Throughout the experience apps kept appearing off in a corner, not centered. At one point I got tired of trying to understand why so I just shifted my whole body to look at an app. I learned later how to move apps around, but having them pop up off center is odd.
I’m looking forward to watching movies on this thing. The massive screen taking up the room in front of me was amazing. Just a few minutes with Historic Planet and I’m hooked. It felt real, felt like I was in the space with the dinosaurs; and it even felt a little scary. This is the best 3D experience I’ve ever had, and I want more.
Moving apps around, opening things up, looking, tapping my fingers together, this all worked better than I expected. In a matter of seconds I was doing these things without really thinking. The interaction felt like a solid version 1. With that said, the eye focus wasn’t as perfect as I was hoping. I sometimes was unsure if I was looking at the right area; again this could be due to the improper setup. But I’ll also add that having the perfect setup is a concern. You don’t have to worry about this with an iPad; you just had it to a friend and let them start taping. If the form factor is so finicky it may struggle to become useful to most people.
I had a moment of pure joy when I opened Freeform and started drawing with my hands. It was, of course, a bit gimmicky; I’m not going to spend hours moving my hands around in the air. But it has so much possibility as this is an app I use every day for work.

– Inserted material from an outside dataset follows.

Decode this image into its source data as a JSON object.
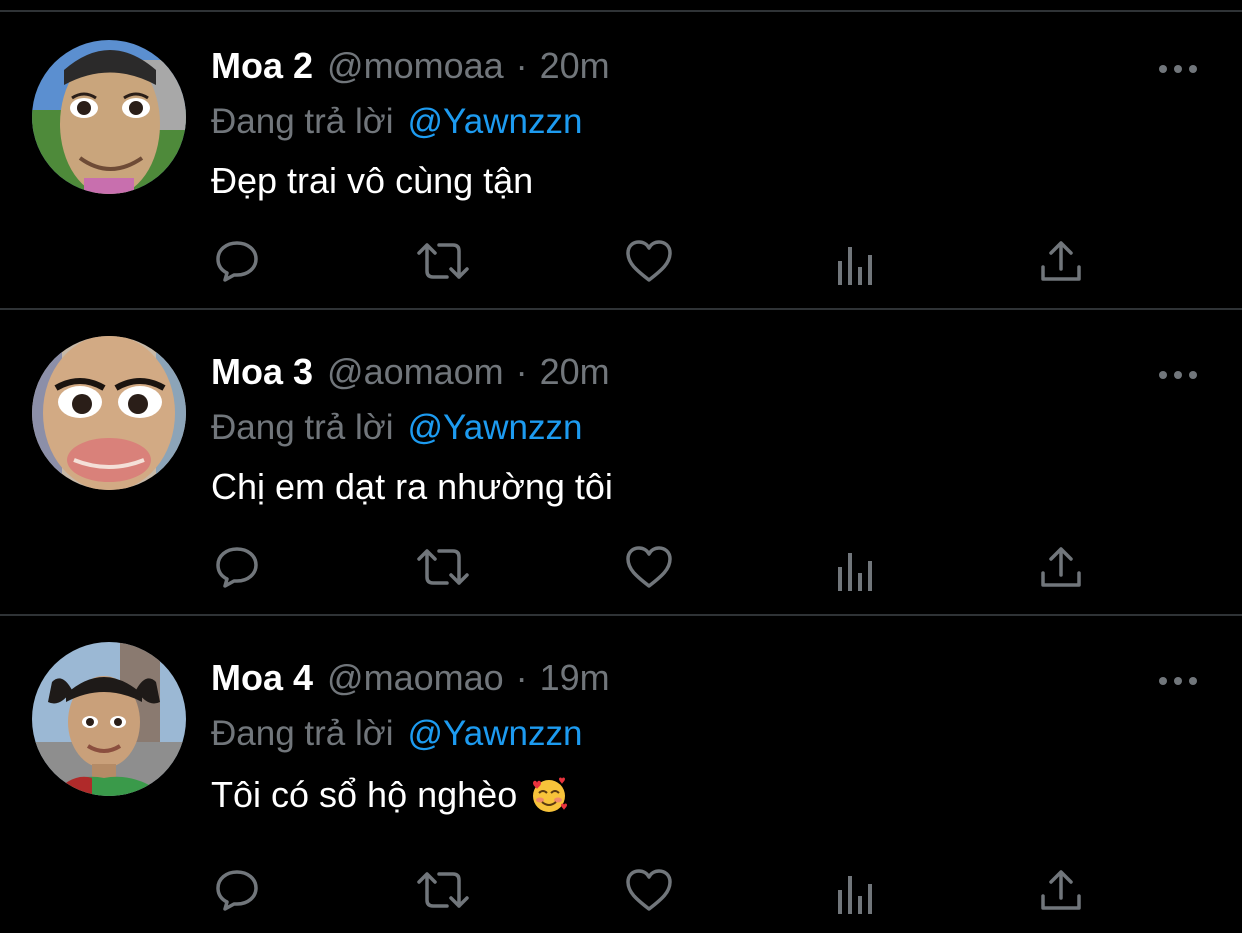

Navgating the web was a bit slow, but extremely doable. I went to my blog and read a post. Things were a little blurry, but again I was unsure of the root cause.
Two final initial observations.
First, slight apprehensive nausea aside, I’m incredibly excited to use this device. I want to make sure I get a proper fit and then start using it for work, watching movies, really just tinkering. Then, that will hopefully lead into designing some apps for this experience.
Second, I felt a little bit blue after taking the goggles off. The world felt a bit dim, a bit normal; it took a while for me to re-adjust. Granted, it was close to sunset in the Winter in the Pacific Northwest; always a bit dismal, but I’m worried that I didn’t want to leave the experience.